Resveratrol (3,5,4'-trihydroxystilbene) is a stilbene polyphenol produced by plants in response to injury, UV radiation, or pathogen attack. It is best known to the general public for its presence in red wine (principally from grape skins), where it was proposed as an explanation for the "French Paradox" — the observation that French populations consuming relatively high-fat diets nonetheless showed lower cardiovascular disease rates than expected. This connection, widely popularized from the mid-1990s onward, made resveratrol one of the most famous supplement ingredients in the world.
The scientific basis for resveratrol is more nuanced than the popular narrative suggests. Resveratrol is a potent SIRT1 activator — it binds to and activates sirtuin-1, a NAD+-dependent histone deacetylase that regulates a wide range of processes associated with longevity, metabolic health, and stress resistance: mitochondrial biogenesis, DNA repair, anti-inflammatory gene expression, and autophagy. In animal models, particularly in yeast, worms, flies, and obese mice, resveratrol has extended lifespan substantially and improved metabolic parameters. These findings generated intense interest in the possibility of mimicking caloric restriction's longevity effects pharmacologically.

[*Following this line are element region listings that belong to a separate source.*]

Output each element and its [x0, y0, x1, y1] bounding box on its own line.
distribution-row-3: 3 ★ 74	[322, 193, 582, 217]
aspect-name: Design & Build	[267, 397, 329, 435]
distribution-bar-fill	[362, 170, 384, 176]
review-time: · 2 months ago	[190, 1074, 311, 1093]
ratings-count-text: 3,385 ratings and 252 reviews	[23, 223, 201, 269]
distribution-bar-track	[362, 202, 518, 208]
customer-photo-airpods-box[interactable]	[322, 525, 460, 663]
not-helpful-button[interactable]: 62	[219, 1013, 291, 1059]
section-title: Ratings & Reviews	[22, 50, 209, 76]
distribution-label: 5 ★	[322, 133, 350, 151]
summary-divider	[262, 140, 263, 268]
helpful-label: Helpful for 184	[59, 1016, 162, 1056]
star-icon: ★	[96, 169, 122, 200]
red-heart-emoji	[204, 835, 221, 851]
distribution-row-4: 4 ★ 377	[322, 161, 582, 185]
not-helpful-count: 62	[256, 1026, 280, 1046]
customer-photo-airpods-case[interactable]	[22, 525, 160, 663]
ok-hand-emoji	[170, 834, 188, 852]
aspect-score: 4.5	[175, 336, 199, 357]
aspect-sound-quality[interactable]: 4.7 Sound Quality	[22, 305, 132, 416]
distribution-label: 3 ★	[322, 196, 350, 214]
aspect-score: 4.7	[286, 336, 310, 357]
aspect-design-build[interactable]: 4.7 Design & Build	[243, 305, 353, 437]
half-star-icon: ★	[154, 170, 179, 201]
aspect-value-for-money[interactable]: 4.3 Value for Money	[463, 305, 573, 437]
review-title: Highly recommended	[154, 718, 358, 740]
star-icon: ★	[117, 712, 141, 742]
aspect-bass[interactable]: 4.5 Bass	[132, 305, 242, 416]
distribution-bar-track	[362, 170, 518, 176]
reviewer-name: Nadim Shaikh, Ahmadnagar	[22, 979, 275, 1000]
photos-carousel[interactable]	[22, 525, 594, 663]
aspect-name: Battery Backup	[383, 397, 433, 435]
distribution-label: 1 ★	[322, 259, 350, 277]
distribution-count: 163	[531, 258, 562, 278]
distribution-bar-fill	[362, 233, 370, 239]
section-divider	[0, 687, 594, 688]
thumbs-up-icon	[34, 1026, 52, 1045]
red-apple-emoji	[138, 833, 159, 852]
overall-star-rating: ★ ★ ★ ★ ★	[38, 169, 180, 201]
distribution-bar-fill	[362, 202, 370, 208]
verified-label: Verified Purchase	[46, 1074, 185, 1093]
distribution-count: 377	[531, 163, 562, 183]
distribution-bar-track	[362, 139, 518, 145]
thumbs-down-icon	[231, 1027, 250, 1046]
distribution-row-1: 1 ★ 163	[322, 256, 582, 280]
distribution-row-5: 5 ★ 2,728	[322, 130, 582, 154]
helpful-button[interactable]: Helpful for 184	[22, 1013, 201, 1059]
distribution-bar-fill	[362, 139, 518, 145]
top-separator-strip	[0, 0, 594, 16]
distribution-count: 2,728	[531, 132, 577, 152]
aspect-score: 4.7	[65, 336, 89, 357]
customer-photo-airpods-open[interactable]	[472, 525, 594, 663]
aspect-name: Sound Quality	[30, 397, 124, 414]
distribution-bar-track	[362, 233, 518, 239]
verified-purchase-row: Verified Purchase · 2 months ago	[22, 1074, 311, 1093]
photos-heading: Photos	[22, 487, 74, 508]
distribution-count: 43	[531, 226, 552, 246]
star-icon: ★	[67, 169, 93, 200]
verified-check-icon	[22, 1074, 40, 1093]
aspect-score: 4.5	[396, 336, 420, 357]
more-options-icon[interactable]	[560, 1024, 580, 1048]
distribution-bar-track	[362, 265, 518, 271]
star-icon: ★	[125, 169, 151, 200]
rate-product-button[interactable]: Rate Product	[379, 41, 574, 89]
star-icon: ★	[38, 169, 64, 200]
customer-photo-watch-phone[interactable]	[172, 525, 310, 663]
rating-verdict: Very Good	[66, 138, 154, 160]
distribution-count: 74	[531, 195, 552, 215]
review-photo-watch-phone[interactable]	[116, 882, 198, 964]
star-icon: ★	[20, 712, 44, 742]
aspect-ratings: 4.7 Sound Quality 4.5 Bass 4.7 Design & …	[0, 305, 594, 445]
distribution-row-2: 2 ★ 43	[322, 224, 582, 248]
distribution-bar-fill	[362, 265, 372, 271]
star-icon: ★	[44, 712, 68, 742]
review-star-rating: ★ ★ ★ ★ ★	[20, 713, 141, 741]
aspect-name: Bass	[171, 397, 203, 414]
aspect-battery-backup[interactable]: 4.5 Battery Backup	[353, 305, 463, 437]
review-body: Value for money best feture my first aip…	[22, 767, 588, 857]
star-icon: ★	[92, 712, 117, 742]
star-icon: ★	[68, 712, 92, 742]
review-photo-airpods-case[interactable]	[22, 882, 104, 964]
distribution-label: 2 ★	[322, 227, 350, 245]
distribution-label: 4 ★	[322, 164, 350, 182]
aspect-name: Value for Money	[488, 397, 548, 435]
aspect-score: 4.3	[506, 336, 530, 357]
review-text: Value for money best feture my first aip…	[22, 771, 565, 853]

However, the translation to humans has been complicated by the same challenge that plagues much of the polyphenol literature: poor oral bioavailability. Resveratrol is rapidly metabolized by intestinal and hepatic enzymes to sulfate and glucuronide conjugates, with peak plasma levels of parent compound occurring within 30–60 minutes but declining sharply thereafter. Multiple human trials using standard resveratrol formulations have produced inconsistent results. Bioavailability-enhanced formulations (micronized resveratrol, phospholipid complexes such as Longevinex, matrix-embedding in piperine-containing formulations) produce substantially higher plasma levels.
An important chemical distinction: resveratrol exists as trans and cis isomers. Trans-resveratrol is the biologically active form; cis-resveratrol has substantially less activity. Quality supplements should specify trans-resveratrol content.